The Sony TG3 Handycam’s upright design means that it’s easily gripped in the palm, and can be operated using one hand. A case in point is that the start/stop record button is encircled by a circular zoom control with ridged edge for thumb ‘purchase’. Though this feels weird at first for anyone more used to a traditional rocker switch or slider, its use quickly becomes second nature. Likewise the camera is activated almost instantaneously by simply flipping open the 2.7-inch touch screen that remains face side-in and flush with the body when not in use, thus maintaining the TG3’s minimalist appearance.

The TG3’s zoom action is impressively smooth and the image free from the obvious effects of hand wobble even when shooting handheld at maximum zoom. The fact that menu options are selected and implemented via the responsive touch screen ensures that attendant controls are kept to a minimum.

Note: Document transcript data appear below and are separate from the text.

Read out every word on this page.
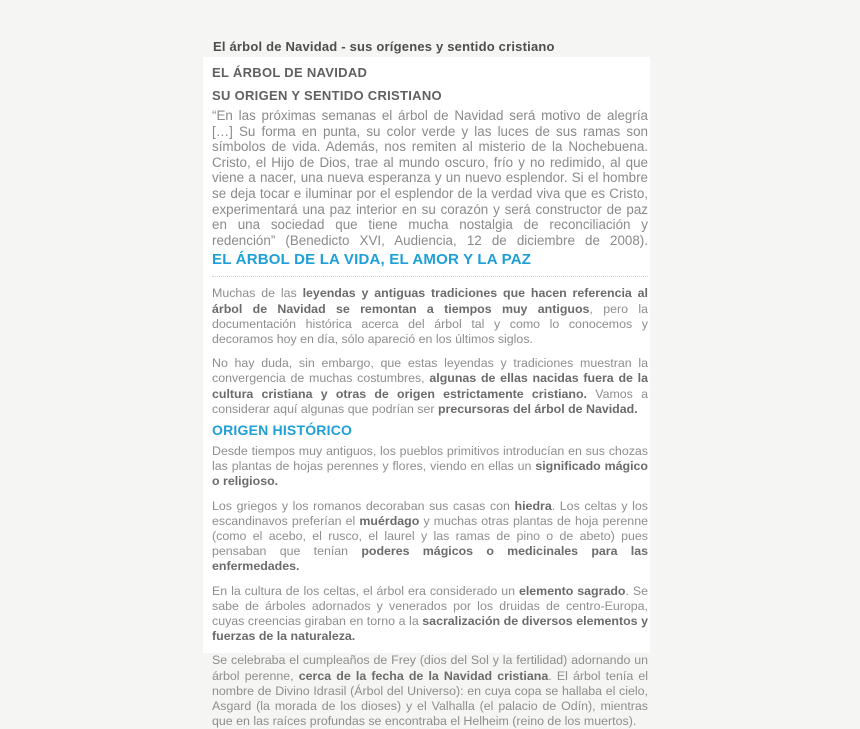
El árbol de Navidad - sus orígenes y sentido cristiano
EL ÁRBOL DE NAVIDAD
SU ORIGEN Y SENTIDO CRISTIANO

“En las próximas semanas el árbol de Navidad será motivo de alegría […] Su forma en punta, su color verde y las luces de sus ramas son símbolos de vida. Además, nos remiten al misterio de la Nochebuena. Cristo, el Hijo de Dios, trae al mundo oscuro, frío y no redimido, al que viene a nacer, una nueva esperanza y un nuevo esplendor. Si el hombre se deja tocar e iluminar por el esplendor de la verdad viva que es Cristo, experimentará una paz interior en su corazón y será constructor de paz en una sociedad que tiene mucha nostalgia de reconciliación y redención” (Benedicto XVI, Audiencia, 12 de diciembre de 2008).

EL ÁRBOL DE LA VIDA, EL AMOR Y LA PAZ

Muchas de las leyendas y antiguas tradiciones que hacen referencia al árbol de Navidad se remontan a tiempos muy antiguos, pero la documentación histórica acerca del árbol tal y como lo conocemos y decoramos hoy en día, sólo apareció en los últimos siglos.

No hay duda, sin embargo, que estas leyendas y tradiciones muestran la convergencia de muchas costumbres, algunas de ellas nacidas fuera de la cultura cristiana y otras de origen estrictamente cristiano. Vamos a considerar aquí algunas que podrían ser precursoras del árbol de Navidad.

ORIGEN HISTÓRICO

Desde tiempos muy antiguos, los pueblos primitivos introducían en sus chozas las plantas de hojas perennes y flores, viendo en ellas un significado mágico o religioso.

Los griegos y los romanos decoraban sus casas con hiedra. Los celtas y los escandinavos preferían el muérdago y muchas otras plantas de hoja perenne (como el acebo, el rusco, el laurel y las ramas de pino o de abeto) pues pensaban que tenían poderes mágicos o medicinales para las enfermedades.

En la cultura de los celtas, el árbol era considerado un elemento sagrado. Se sabe de árboles adornados y venerados por los druidas de centro-Europa, cuyas creencias giraban en torno a la sacralización de diversos elementos y fuerzas de la naturaleza.

Se celebraba el cumpleaños de Frey (dios del Sol y la fertilidad) adornando un árbol perenne, cerca de la fecha de la Navidad cristiana. El árbol tenía el nombre de Divino Idrasil (Árbol del Universo): en cuya copa se hallaba el cielo, Asgard (la morada de los dioses) y el Valhalla (el palacio de Odín), mientras que en las raíces profundas se encontraba el Helheim (reino de los muertos).
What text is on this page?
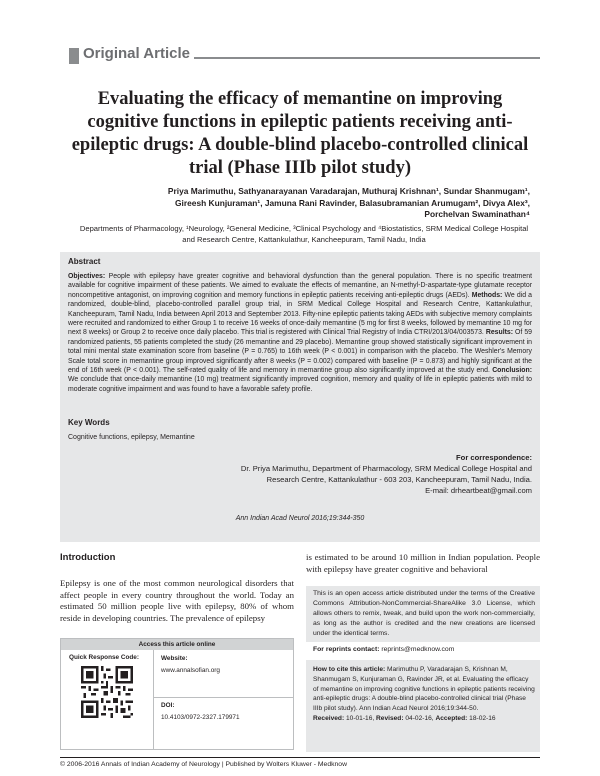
Original Article
Evaluating the efficacy of memantine on improving cognitive functions in epileptic patients receiving anti-epileptic drugs: A double-blind placebo-controlled clinical trial (Phase IIIb pilot study)
Priya Marimuthu, Sathyanarayanan Varadarajan, Muthuraj Krishnan¹, Sundar Shanmugam¹,
Gireesh Kunjuraman¹, Jamuna Rani Ravinder, Balasubramanian Arumugam², Divya Alex³,
Porchelvan Swaminathan⁴
Departments of Pharmacology, ¹Neurology, ²General Medicine, ³Clinical Psychology and ⁴Biostatistics, SRM Medical College Hospital and Research Centre, Kattankulathur, Kancheepuram, Tamil Nadu, India
Abstract
Objectives: People with epilepsy have greater cognitive and behavioral dysfunction than the general population. There is no specific treatment available for cognitive impairment of these patients. We aimed to evaluate the effects of memantine, an N-methyl-D-aspartate-type glutamate receptor noncompetitive antagonist, on improving cognition and memory functions in epileptic patients receiving anti-epileptic drugs (AEDs). Methods: We did a randomized, double-blind, placebo-controlled parallel group trial, in SRM Medical College Hospital and Research Centre, Kattankulathur, Kancheepuram, Tamil Nadu, India between April 2013 and September 2013. Fifty-nine epileptic patients taking AEDs with subjective memory complaints were recruited and randomized to either Group 1 to receive 16 weeks of once-daily memantine (5 mg for first 8 weeks, followed by memantine 10 mg for next 8 weeks) or Group 2 to receive once daily placebo. This trial is registered with Clinical Trial Registry of India CTRI/2013/04/003573. Results: Of 59 randomized patients, 55 patients completed the study (26 memantine and 29 placebo). Memantine group showed statistically significant improvement in total mini mental state examination score from baseline (P = 0.765) to 16th week (P < 0.001) in comparison with the placebo. The Weshler's Memory Scale total score in memantine group improved significantly after 8 weeks (P = 0.002) compared with baseline (P = 0.873) and highly significant at the end of 16th week (P < 0.001). The self-rated quality of life and memory in memantine group also significantly improved at the study end. Conclusion: We conclude that once-daily memantine (10 mg) treatment significantly improved cognition, memory and quality of life in epileptic patients with mild to moderate cognitive impairment and was found to have a favorable safety profile.
Key Words
Cognitive functions, epilepsy, Memantine
For correspondence:
Dr. Priya Marimuthu, Department of Pharmacology, SRM Medical College Hospital and
Research Centre, Kattankulathur - 603 203, Kancheepuram, Tamil Nadu, India.
E-mail: drheartbeat@gmail.com
Ann Indian Acad Neurol 2016;19:344-350
Introduction

Epilepsy is one of the most common neurological disorders that affect people in every country throughout the world. Today an estimated 50 million people live with epilepsy, 80% of whom reside in developing countries. The prevalence of epilepsy

Access this article online
Quick Response Code:	Website:
www.annalsofian.org
DOI:
10.4103/0972-2327.179971

is estimated to be around 10 million in Indian population. People with epilepsy have greater cognitive and behavioral

This is an open access article distributed under the terms of the Creative Commons Attribution-NonCommercial-ShareAlike 3.0 License, which allows others to remix, tweak, and build upon the work non-commercially, as long as the author is credited and the new creations are licensed under the identical terms.
For reprints contact: reprints@medknow.com
How to cite this article: Marimuthu P, Varadarajan S, Krishnan M, Shanmugam S, Kunjuraman G, Ravinder JR, et al. Evaluating the efficacy of memantine on improving cognitive functions in epileptic patients receiving anti-epileptic drugs: A double-blind placebo-controlled clinical trial (Phase IIIb pilot study). Ann Indian Acad Neurol 2016;19:344-50.
Received: 10-01-16, Revised: 04-02-16, Accepted: 18-02-16
© 2006-2016 Annals of Indian Academy of Neurology | Published by Wolters Kluwer - Medknow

More commonly found on digital stills cameras, Sony’s TG3 features ‘intelligent face detection’ – which claims to automatically attribute more data to human subjects, thereby ensuring greater detail and lower image noise (grain). Though noise is notably absent with enough light around, greater detail in the face didn’t appear immediately obvious to us. A photo mode adds the ability to capture four megapixel stills, or two megapixel ‘grabs’ when shooting video – the 1920x1080 pixels HD video resolution equating to just two megapixels after all.

The Sony’s footage displays naturalistic colours even if Caucasian flesh tones veer toward the pink-ish. It’s difficult to tell if any greater definition is biased to the face – we didn’t notice – but overall the TG3’s imagery is reassuringly sharp. Though not the most powerful or punchy we’ve heard, the Handycam’s sound also avoids the typical boom-y results from camcorders and is likewise naturalistic. If you don’t need a huge storage capacity out of the box that competing hard disk-based models supply – the Sony TG3’s supplied 4GB card allowing us around 70 minutes of high resolution video – the camcorder might seem an attractive option.